Interesting interview and sounds like an even more interesting book. Must add it to the reading list.
Q.
Gay Star News interviews Australian author Benjamin Laws about his book, Adventures in Gaysia, that explores different aspects of queer life in Indonesia, Thailand, China, Japan, India, Malaysia and Burma
With vivid depictions of a transexual beauty pageant in Thailand, a gay nudist hotel in Bali, the ugly forefront of the fight against the HIV epidemic in Burma and a happy-clappy Sunday service at a ‘gay cure’ church in Malaysia, Adventures in Gaysia has more color than a Pride march in Mumbai. It’s also hilarious and serious.
Gay Star News talks to Australian magazine journalist and author Benjamin Law about the inspiration, the ups and downs and why there’s no need to take notes on penises.

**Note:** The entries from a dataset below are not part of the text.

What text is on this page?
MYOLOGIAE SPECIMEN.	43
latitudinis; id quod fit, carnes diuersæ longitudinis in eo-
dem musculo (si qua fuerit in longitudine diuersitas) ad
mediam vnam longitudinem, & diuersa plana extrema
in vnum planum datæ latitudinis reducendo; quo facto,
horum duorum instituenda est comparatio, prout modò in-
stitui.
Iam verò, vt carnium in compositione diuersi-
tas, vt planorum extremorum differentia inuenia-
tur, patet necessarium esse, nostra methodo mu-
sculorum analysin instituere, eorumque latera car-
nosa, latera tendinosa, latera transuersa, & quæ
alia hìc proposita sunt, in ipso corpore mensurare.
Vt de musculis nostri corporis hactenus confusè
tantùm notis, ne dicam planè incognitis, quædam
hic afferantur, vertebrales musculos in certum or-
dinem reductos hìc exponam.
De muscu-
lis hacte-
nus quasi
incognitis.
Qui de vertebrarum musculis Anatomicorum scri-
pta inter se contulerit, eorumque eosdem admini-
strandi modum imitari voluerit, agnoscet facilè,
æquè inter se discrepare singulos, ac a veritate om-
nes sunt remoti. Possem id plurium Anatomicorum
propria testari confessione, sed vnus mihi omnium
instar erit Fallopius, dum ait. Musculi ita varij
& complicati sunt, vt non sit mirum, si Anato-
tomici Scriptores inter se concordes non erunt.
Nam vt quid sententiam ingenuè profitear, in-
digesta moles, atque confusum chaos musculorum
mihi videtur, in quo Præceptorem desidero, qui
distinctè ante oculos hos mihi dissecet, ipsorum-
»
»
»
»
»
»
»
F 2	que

Why did you decide to write this book?
First of all, I’ve been gay and Asian for as long as I can remember. My parents are both Chinese, my dad was born in the south of China and my mum was born in Malaysia and they moved to Hong Kong at a young age and spent a lot of their youth there before moving to Australia.
I think most of us with an imagination wonder what it would’ve been like if we had been born during our parents’ time. When you’re a child of migrants that question is magnified to another level where you often ask, what would my life be like if I’d been born in another country?
A lot of the news stories I’m interested in are queer stories set in Asia: queer events in China being shut down mysteriously, the decriminalization of homosexuality in India. And whenever I read news stories, my instinct is always to wonder about the human side. I want to know, if there is a transexual beauty pageant going on in Thailand, what are the lives for those transexual women actually like?
How much traveling did you do? How long did you spend in each place? How long were you travelling for in total?
Overall I spent 18 months going in and out of Asia. I didn’t do it all in one block. I found I needed to come back to Australia to get some perspective.
When it came to the countries I set myself a minimum of a month in each country. But a month’s quite short as well so in some countries I found I had to spend longer. For China, I spent two months in Beijing. But I was glad for that because China proved more difficult to access their queer stories. In a place like India, everyone wants to talk but in a place like China, you really do need to earn people’s trust.
What were the most challenging countries to travel in and to write about?
Every country posed different challenges. Japan was super easy because the infrastructure’s so great as it’s a developed nation. But so few people spoke English fluently and Japanese society is very much quiet and reserved. They’re not necessarily willing to confess their entire life story and secrets.
So Japan was an easy country to move around in but really difficult for the interviews. Whereas a place like India is so challenging as a traveler sometimes, but, great for interviews, because everyone’s so animated and they’ve got such great stories.
One of the most challenging countries was Burma or Myanmar as I call it in the book. I’ve traveled in Asia quite a bit before writing this book but Myanmar was the first country where I felt quite a bit of culture shock. When I was there Aung San Suu Kyi had just been released from house arrest, but no one was allowed to be the country as a foreign journalist. It was in that transition stage. The country’s so poor as well, I don’t think I’d experienced that level of poverty before.
When I started speaking to people, the chapter on Myanmar focuses on HIV infection, just trying to digest the extent of the horror there when it came to people’s health was difficult for me. At the end of that chapter one of my interviewees who was an HIV positive transgender sex worker, turned the tables on me and asked me what I could do to help.
When you go to write a book like this about important issues you think ‘well I’m doing a very noble act by writing a book’. But you realise when people turn the tables on you and start asking questions like ‘what are you doing here and how can you help us?’ that writing can only get you so far. The enormity and the sheer scale of the HIV situation in Myanmar still plays on my mind.